While it’s obviously important for the team itself to analyze what went wrong Saturday night, from a fan’s perspective it’s one of those games that you really can just tip your cap and move on from.
For starters, the Canes were off for 10 days. That’s not an excuse, but it is a legitimate reason for a poor outing. Rust was prevalent, as the Canes couldn’t execute when they needed to and left big holes and opportunities for the Rangers to score. It happens. It’s an 82-game season. You’re going to have bad nights. It makes sense that one might happen against a good team coming back from a long break.
And secondly, sometimes you just get beat by a team and player that’s on. The Rangers had their stuff Saturday, scoring six goals despite fewer shots and scoring chances than the Hurricanes had. New York took advantage of almost every opportunity it had. The Hurricanes did not.
And while you tip your cap to the Rangers, you tip it even farther for Panarin. The Rangers’ star scored four times, assisted another, and was flat-out excellent for New York in a commanding win. It happens.
That’s not to make excuses for the Hurricanes.
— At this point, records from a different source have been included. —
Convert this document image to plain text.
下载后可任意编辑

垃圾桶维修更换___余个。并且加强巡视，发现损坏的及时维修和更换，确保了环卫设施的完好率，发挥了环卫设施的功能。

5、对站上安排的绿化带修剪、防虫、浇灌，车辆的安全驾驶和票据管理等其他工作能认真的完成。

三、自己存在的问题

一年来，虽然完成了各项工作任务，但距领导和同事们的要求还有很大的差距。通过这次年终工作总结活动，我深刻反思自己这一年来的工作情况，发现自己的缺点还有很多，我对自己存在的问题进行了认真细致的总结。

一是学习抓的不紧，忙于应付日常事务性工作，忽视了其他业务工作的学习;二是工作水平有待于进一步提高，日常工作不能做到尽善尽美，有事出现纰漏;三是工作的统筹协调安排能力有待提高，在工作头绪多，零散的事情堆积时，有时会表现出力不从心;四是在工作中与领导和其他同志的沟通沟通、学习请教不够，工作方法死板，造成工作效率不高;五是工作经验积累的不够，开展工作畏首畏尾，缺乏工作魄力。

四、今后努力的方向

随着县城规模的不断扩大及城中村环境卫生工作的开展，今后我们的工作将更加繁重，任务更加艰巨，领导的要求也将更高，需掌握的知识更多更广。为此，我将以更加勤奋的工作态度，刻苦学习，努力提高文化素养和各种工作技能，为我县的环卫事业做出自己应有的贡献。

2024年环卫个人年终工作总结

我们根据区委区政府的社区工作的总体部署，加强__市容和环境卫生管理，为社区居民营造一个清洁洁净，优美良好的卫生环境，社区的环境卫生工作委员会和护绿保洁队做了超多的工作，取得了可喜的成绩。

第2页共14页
There was a lot of bad that happened that can’t be simply attributed to rust or a hot hand coming into town. But over the course of the season, games like this happen. It’s important not to panic, especially about a team that is now 34-10-8.
...but also see the bad trends
And while the Canes haven’t made a habit of laying eggs like they did Saturday — at all, they’ve been one of the best teams all season — they did once again have a failure in the special teams department that maybe didn’t make all the difference in this one, but was still an issue.
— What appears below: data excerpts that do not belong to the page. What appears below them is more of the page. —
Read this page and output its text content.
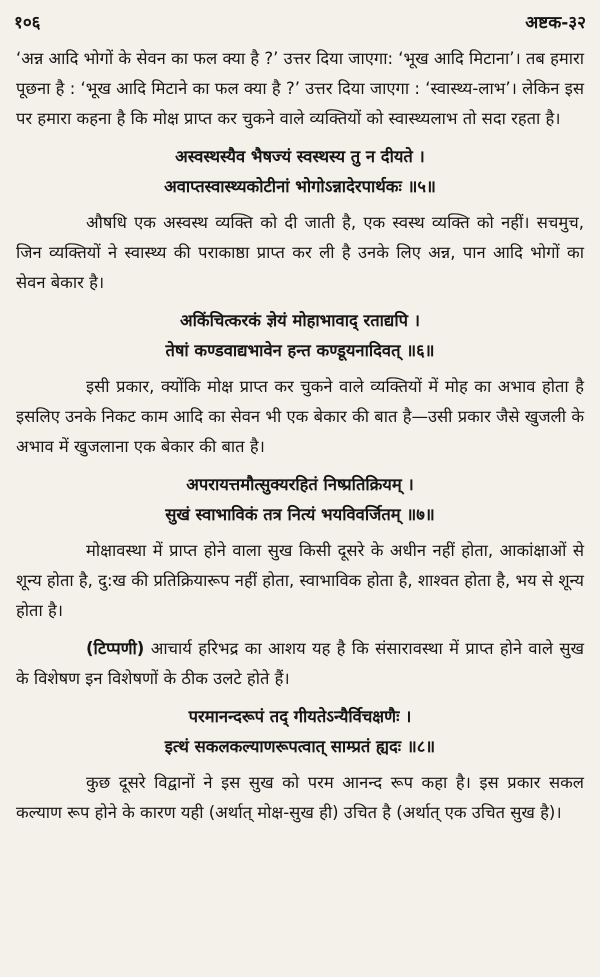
१०६	अष्टक-३२

‘अन्न आदि भोगों के सेवन का फल क्या है ?’ उत्तर दिया जाएगा: ‘भूख आदि मिटाना’। तब हमारा पूछना है : ‘भूख आदि मिटाने का फल क्या है ?’ उत्तर दिया जाएगा : ‘स्वास्थ्य-लाभ’। लेकिन इस पर हमारा कहना है कि मोक्ष प्राप्त कर चुकने वाले व्यक्तियों को स्वास्थ्यलाभ तो सदा रहता है।

अस्वस्थस्यैव भैषज्यं स्वस्थस्य तु न दीयते ।
अवाप्तस्वास्थ्यकोटीनां भोगोऽन्नादेरपार्थकः ॥५॥

औषधि एक अस्वस्थ व्यक्ति को दी जाती है, एक स्वस्थ व्यक्ति को नहीं। सचमुच, जिन व्यक्तियों ने स्वास्थ्य की पराकाष्ठा प्राप्त कर ली है उनके लिए अन्न, पान आदि भोगों का सेवन बेकार है।

अकिंचित्करकं ज्ञेयं मोहाभावाद् रताद्यपि ।
तेषां कण्डवाद्यभावेन हन्त कण्डूयनादिवत् ॥६॥

इसी प्रकार, क्योंकि मोक्ष प्राप्त कर चुकने वाले व्यक्तियों में मोह का अभाव होता है इसलिए उनके निकट काम आदि का सेवन भी एक बेकार की बात है—उसी प्रकार जैसे खुजली के अभाव में खुजलाना एक बेकार की बात है।

अपरायत्तमौत्सुक्यरहितं निष्प्रतिक्रियम् ।
सुखं स्वाभाविकं तत्र नित्यं भयविवर्जितम् ॥७॥

मोक्षावस्था में प्राप्त होने वाला सुख किसी दूसरे के अधीन नहीं होता, आकांक्षाओं से शून्य होता है, दु:ख की प्रतिक्रियारूप नहीं होता, स्वाभाविक होता है, शाश्वत होता है, भय से शून्य होता है।

(टिप्पणी) आचार्य हरिभद्र का आशय यह है कि संसारावस्था में प्राप्त होने वाले सुख के विशेषण इन विशेषणों के ठीक उलटे होते हैं।

परमानन्दरूपं तद् गीयतेऽन्यैर्विचक्षणैः ।
इत्थं सकलकल्याणरूपत्वात् साम्प्रतं ह्यदः ॥८॥

कुछ दूसरे विद्वानों ने इस सुख को परम आनन्द रूप कहा है। इस प्रकार सकल कल्याण रूप होने के कारण यही (अर्थात् मोक्ष-सुख ही) उचित है (अर्थात् एक उचित सुख है)।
The Rangers went 1 for 1 on the power play, while the Canes went 0 for 2.
Starting with the Carolina penalty kill, Mika Zibanejad scored on the power play in the first period, a quick 48-second man advantage for the visitors that featured three high-danger chances and was overall just well executed.
The penalty kill hasn’t necessarily been a problem for the Hurricanes by any means, but it also hasn’t been the strength that it was last year. After putting up historically good PK numbers last season, the Canes are at 81.5% this season and eighth in the NHL. Again, not bad by any means, but not a strength.
And Carolina kind of needs the PK to be a strength to offset the power play — like it did last year — as the Hurricanes’ man advantage is now at 19.8% and ranks 22nd in the NHL. For another year, the Canes’ power play is bad. It was bad Saturday night, and the inability to convert there cost Carolina any real chance of competing in this game.
This is pointing out the obvious, and it probably rings true for every single team in the NHL, but Carolina’s success on the PP and PK has been pretty telling of whether the team is going to win or lose. In wins, Carolina has a PP% of 23.5% and a PK% of 84.4%. In losses, the PP% is 11.8% and the PK% is 71.0%.
Again, those differences are pretty similar to some of the other teams that have similar records to the Canes, but the Canes are also starting from a lower spot — especially in the power play — than a lot of those teams.
It’s certainly not a novel thought to say the Canes need to figure things out on the power play, especially as far as consistency is concerned, but it’s still an issue. Scoring on the power play wouldn’t have made a difference Saturday night in a four-goal game, but maybe it would have swung some momentum.
Regardless, someone to add anything on the power play would be a welcome boost to the roster as the trade deadline approaches.